Si la “indignación” hubiera sido verdaderamente mayoritaria, no habría sido necesario desplegar este tipo de estrategias. Tener que recurrir a ellas, precisamente, delata la posición minoritaria de la izquierda y su necesidad de compensarla mediante la violencia y la ocupación simbólica y física del espacio público.
El reflejo del fascismo
Sería faltar a la verdad afirmar que la violencia es patrimonio exclusivo de la izquierda. El siglo XX nos enseñó, mediante el fascismo, que la violencia revolucionaria tiene su reflejo al otro lado del espejo. En su célebre El opio de los intelectuales, Raymond Aron explicó que tanto fascismo como comunismo compartían una misma raíz: la fe en el poder absoluto del Estado y el desprecio por la libertad individual. Ambos aspiraban fundar un “hombre nuevo” mediante la destrucción del orden existente.
El conservadurismo clásico, en cambio, siempre ha expresado una sana desconfianza hacia poder. De lo contrario, no es conservadurismo. Es otra cosa. “Toda concentración de poder es un peligro para la libertad”, escribió Edmund Burke. Pero ni Lenin ni Mussolini ni Hitler compartían el aprecio por la libertad de Burke. Su fe en la violencia como instrumento de depuración y regeneración social era, en esencia, la misma.
La diferencia es que, en nuestros días, la derecha democrática no tiene una vocación violenta. Si acaso, los excesos de la derecha populista son verbales, no físicos. En cambio, la izquierda radical ha vuelto a romantizar la destrucción como acto de purificación: arrasar escaparates, quemar contenedores, golpear a disidentes o agredir a periodistas son gestos “antifascistas”, rituales de esa purificación. Así, la izquierda ha vuelto a convertir la ira en virtud.
La coartada moral
Hannah Arendt, que conoció muy bien los totalitarismos, advirtió que “cuando la política se convierte en moral, todo está permitido”. La moral absolutiza el conflicto: nada hay que debatir con el adversario, directamente se le purga. Ese es el peligro de la deriva actual. La izquierda que se arroga una superioridad moral ya no necesita siquiera justificar la violencia; le basta con redefinirla como virtud. La violencia no es un recurso, al que, llegado el momento, se puede recurrir.

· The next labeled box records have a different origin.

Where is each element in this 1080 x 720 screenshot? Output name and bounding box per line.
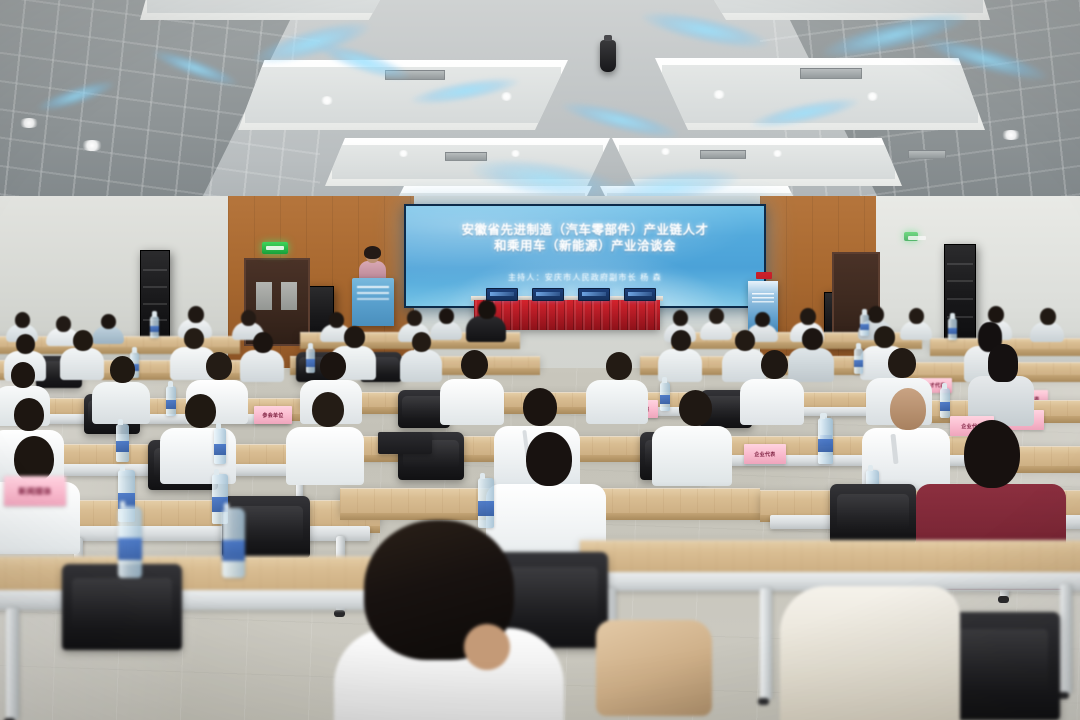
attendee-woman-hijab <box>968 344 1034 422</box>
downlight <box>500 92 513 101</box>
downlight <box>866 92 879 101</box>
ceiling <box>0 0 1080 222</box>
downlight <box>660 148 671 155</box>
screen-title: 安徽省先进制造（汽车零部件）产业链人才 和乘用车（新能源）产业洽谈会 <box>406 222 764 254</box>
water-bottle <box>116 424 129 462</box>
attendee <box>286 392 364 478</box>
laptop[interactable] <box>378 432 432 454</box>
attendee <box>740 350 804 420</box>
downlight <box>510 150 521 157</box>
water-bottle <box>222 508 245 578</box>
downlight <box>772 150 783 157</box>
exit-sign-icon <box>262 242 288 254</box>
podium <box>352 278 394 326</box>
screen-title-line1: 安徽省先进制造（汽车零部件）产业链人才 <box>414 222 756 238</box>
attendee <box>92 356 150 420</box>
head-table-monitor <box>578 288 610 301</box>
attendee <box>1030 308 1064 340</box>
table-row <box>580 540 1080 573</box>
head-table-monitor <box>532 288 564 301</box>
attendee <box>652 390 732 480</box>
water-bottle <box>854 348 863 374</box>
conference-hall-photo: 安徽省先进制造（汽车零部件）产业链人才 和乘用车（新能源）产业洽谈会 主持人：安… <box>0 0 1080 720</box>
presenter-hair <box>364 246 381 259</box>
attendee-right-foreground <box>780 586 960 720</box>
water-bottle <box>118 506 142 578</box>
downlight <box>320 96 334 105</box>
water-bottle <box>948 318 957 340</box>
water-bottle <box>818 418 833 464</box>
table-leg <box>6 608 19 720</box>
ceiling-vent <box>700 150 746 159</box>
ceiling-projector <box>600 40 616 72</box>
table-leg <box>1060 584 1072 694</box>
name-card: 企业代表 <box>744 444 786 464</box>
attendee <box>658 330 702 378</box>
downlight <box>80 140 104 151</box>
handbag <box>596 620 712 716</box>
water-bottle <box>150 316 159 338</box>
downlight <box>1000 130 1022 140</box>
head-table-monitor <box>624 288 656 301</box>
downlight <box>712 90 726 99</box>
chair[interactable] <box>830 484 916 544</box>
ceiling-vent <box>800 68 862 79</box>
ceiling-vent <box>445 152 487 161</box>
banner-header <box>756 272 772 279</box>
downlight <box>18 118 40 128</box>
attendee <box>586 352 648 420</box>
attendee <box>400 332 442 378</box>
table-leg <box>760 588 772 700</box>
screen-title-line2: 和乘用车（新能源）产业洽谈会 <box>414 238 756 254</box>
attendee <box>466 300 506 340</box>
ceiling-vent <box>908 150 946 159</box>
light-streak <box>559 96 680 144</box>
name-card: 新闻媒体 <box>4 476 66 506</box>
foreground-woman <box>334 520 564 720</box>
ceiling-coffer <box>140 0 400 20</box>
water-bottle <box>214 428 226 464</box>
exit-sign-icon <box>904 232 918 241</box>
downlight <box>398 150 409 157</box>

Es un automatismo, un mecanismo inseparable de la acción política.
Lo vimos tras los disturbios en Gaza, en las universidades europeas y en España: manifestaciones con consignas abiertamente aniquiladoras (“Del río al mar”), jaleadas por quienes dicen defender los derechos humanos. Lo vimos también en la justificación del ataque al periodista en Pamplona: la violencia se vuelve un reflejo defensivo cuando el enemigo es declarado fascista. Por supuesto, el fascista puede ser cualquiera que disienta o, simplemente, no grite con los demás.

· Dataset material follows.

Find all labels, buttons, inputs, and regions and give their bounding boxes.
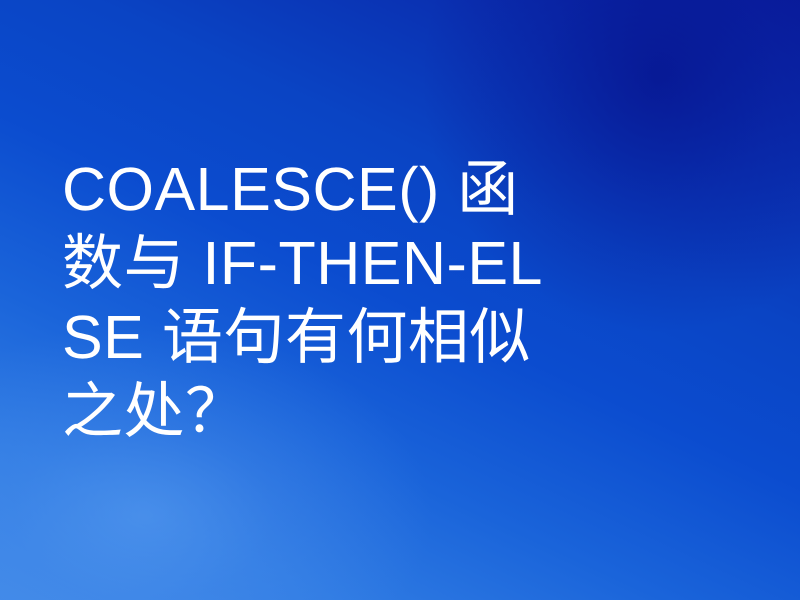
headline-block: COALESCE() 函数与 IF-THEN-ELSE 语句有何相似之处？ [62, 0, 702, 600]
page-title: COALESCE() 函数与 IF-THEN-ELSE 语句有何相似之处？ [62, 152, 567, 448]
title-card: COALESCE() 函数与 IF-THEN-ELSE 语句有何相似之处？ [0, 0, 800, 600]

La puesta en escena de la protesta humanitaria, con madres y manifestantes espontáneos colocados en primera línea, tiene una ventaja retórica: convierte la acción de las fuerzas del orden en una agresión que justifica las acciones de la vanguardia violenta infiltrada entre la ingenua multitud. Es el eco de los escudos humanos de Gaza resonando en nuestras calles.

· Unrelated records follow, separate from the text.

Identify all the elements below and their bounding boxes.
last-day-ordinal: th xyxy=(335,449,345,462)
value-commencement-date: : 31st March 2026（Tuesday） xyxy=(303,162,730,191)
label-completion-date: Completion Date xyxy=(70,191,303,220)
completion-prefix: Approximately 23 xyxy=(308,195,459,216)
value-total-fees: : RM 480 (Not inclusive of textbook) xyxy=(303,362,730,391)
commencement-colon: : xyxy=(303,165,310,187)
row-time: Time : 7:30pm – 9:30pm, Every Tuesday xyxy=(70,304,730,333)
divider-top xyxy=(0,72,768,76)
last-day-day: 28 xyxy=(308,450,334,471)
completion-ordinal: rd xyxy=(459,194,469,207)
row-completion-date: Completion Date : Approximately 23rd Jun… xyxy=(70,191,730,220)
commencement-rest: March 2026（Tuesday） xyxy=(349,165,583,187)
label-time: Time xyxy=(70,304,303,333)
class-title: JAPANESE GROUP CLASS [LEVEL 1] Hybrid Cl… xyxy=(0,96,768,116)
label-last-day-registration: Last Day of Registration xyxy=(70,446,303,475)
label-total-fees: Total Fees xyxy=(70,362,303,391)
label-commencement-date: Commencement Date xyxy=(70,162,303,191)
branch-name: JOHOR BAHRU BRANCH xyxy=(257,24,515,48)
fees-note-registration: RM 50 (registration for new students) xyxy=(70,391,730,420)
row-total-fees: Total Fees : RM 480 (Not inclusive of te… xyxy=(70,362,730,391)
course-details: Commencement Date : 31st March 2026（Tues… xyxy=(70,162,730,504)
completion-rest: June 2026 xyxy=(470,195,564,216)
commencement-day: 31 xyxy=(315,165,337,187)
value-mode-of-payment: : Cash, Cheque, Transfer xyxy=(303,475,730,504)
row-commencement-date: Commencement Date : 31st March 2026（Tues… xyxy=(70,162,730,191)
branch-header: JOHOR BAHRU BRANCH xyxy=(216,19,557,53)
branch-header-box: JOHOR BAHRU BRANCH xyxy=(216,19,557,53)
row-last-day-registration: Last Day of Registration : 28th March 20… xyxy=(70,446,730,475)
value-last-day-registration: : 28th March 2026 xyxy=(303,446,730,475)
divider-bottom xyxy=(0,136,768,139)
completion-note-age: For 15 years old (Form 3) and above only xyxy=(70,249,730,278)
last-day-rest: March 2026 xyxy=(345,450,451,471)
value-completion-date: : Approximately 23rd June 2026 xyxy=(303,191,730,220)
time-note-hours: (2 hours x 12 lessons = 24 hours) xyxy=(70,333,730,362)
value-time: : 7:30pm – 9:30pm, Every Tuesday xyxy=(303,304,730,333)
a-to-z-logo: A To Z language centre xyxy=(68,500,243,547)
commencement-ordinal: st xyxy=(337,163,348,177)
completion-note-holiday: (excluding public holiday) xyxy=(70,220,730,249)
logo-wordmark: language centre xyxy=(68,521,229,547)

La vieja izquierda que nació de la Ilustración, de la fe en la razón, en el progreso y en la emancipación, está extinguiéndose. En su lugar surge una izquierda identitaria, sectaria, manipuladora y emocional que ha sustituido el pensamiento por el dogma. Su fuerza ya no reside en las ideas, sino en la intimidación. Esta es precisamente la debilidad que la condena a ser cada vez más minoritaria: la incapacidad para aceptar al otro.